Files
allegro-checkpoint/skills/mlops/cloud/modal/references/advanced-usage.md
2026-04-01 11:04:00 +00:00

11 KiB

Modal Advanced Usage Guide

Multi-GPU Training

Single-node multi-GPU

import modal

app = modal.App("multi-gpu-training")
image = modal.Image.debian_slim().pip_install("torch", "transformers", "accelerate")

@app.function(gpu="H100:4", image=image, timeout=7200)
def train_multi_gpu():
    from accelerate import Accelerator

    accelerator = Accelerator()
    model, optimizer, dataloader = accelerator.prepare(model, optimizer, dataloader)

    for batch in dataloader:
        outputs = model(**batch)
        loss = outputs.loss
        accelerator.backward(loss)
        optimizer.step()

DeepSpeed integration

image = modal.Image.debian_slim().pip_install(
    "torch", "transformers", "deepspeed", "accelerate"
)

@app.function(gpu="A100:8", image=image, timeout=14400)
def deepspeed_train(config: dict):
    from transformers import Trainer, TrainingArguments

    args = TrainingArguments(
        output_dir="/outputs",
        deepspeed="ds_config.json",
        fp16=True,
        per_device_train_batch_size=4,
        gradient_accumulation_steps=4
    )

    trainer = Trainer(model=model, args=args, train_dataset=dataset)
    trainer.train()

Multi-GPU considerations

For frameworks that re-execute the Python entrypoint (like PyTorch Lightning), use:

  • ddp_spawn or ddp_notebook strategy
  • Run training as a subprocess to avoid issues
@app.function(gpu="H100:4")
def train_with_subprocess():
    import subprocess
    subprocess.run(["python", "-m", "torch.distributed.launch", "train.py"])
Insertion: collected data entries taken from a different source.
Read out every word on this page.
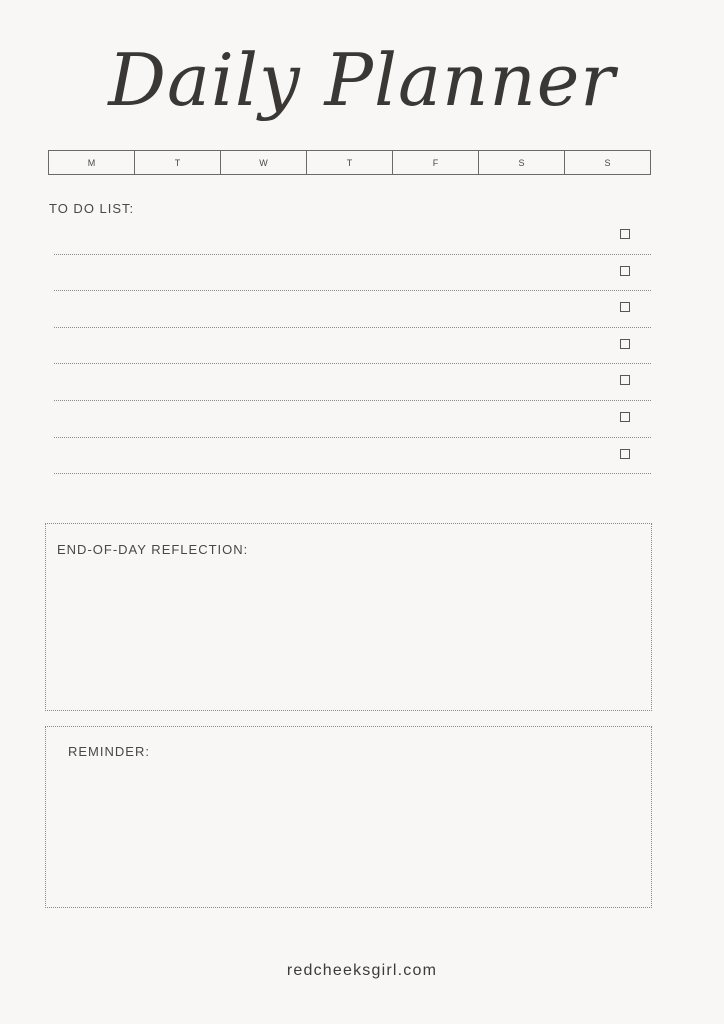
Daily Planner
M	T	W	T	F	S	S
TO DO LIST:
END-OF-DAY REFLECTION:
REMINDER:
redcheeksgirl.com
Advanced Container Configuration

Multi-stage builds for caching

# Stage 1: Base dependencies (cached)
base_image = modal.Image.debian_slim().pip_install("torch", "numpy", "scipy")

# Stage 2: ML libraries (cached separately)
ml_image = base_image.pip_install("transformers", "datasets", "accelerate")

# Stage 3: Custom code (rebuilt on changes)
final_image = ml_image.copy_local_dir("./src", "/app/src")

Custom Dockerfiles

image = modal.Image.from_dockerfile("./Dockerfile")

Installing from Git

image = modal.Image.debian_slim().pip_install(
    "git+https://github.com/huggingface/transformers.git@main"
)

Using uv for faster installs

image = modal.Image.debian_slim().uv_pip_install(
    "torch", "transformers", "accelerate"
)

Advanced Class Patterns

Lifecycle hooks

@app.cls(gpu="A10G")
class InferenceService:
    @modal.enter()
    def startup(self):
        """Called once when container starts"""
        self.model = load_model()
        self.tokenizer = load_tokenizer()

    @modal.exit()
    def shutdown(self):
        """Called when container shuts down"""
        cleanup_resources()

    @modal.method()
    def predict(self, text: str):
        return self.model(self.tokenizer(text))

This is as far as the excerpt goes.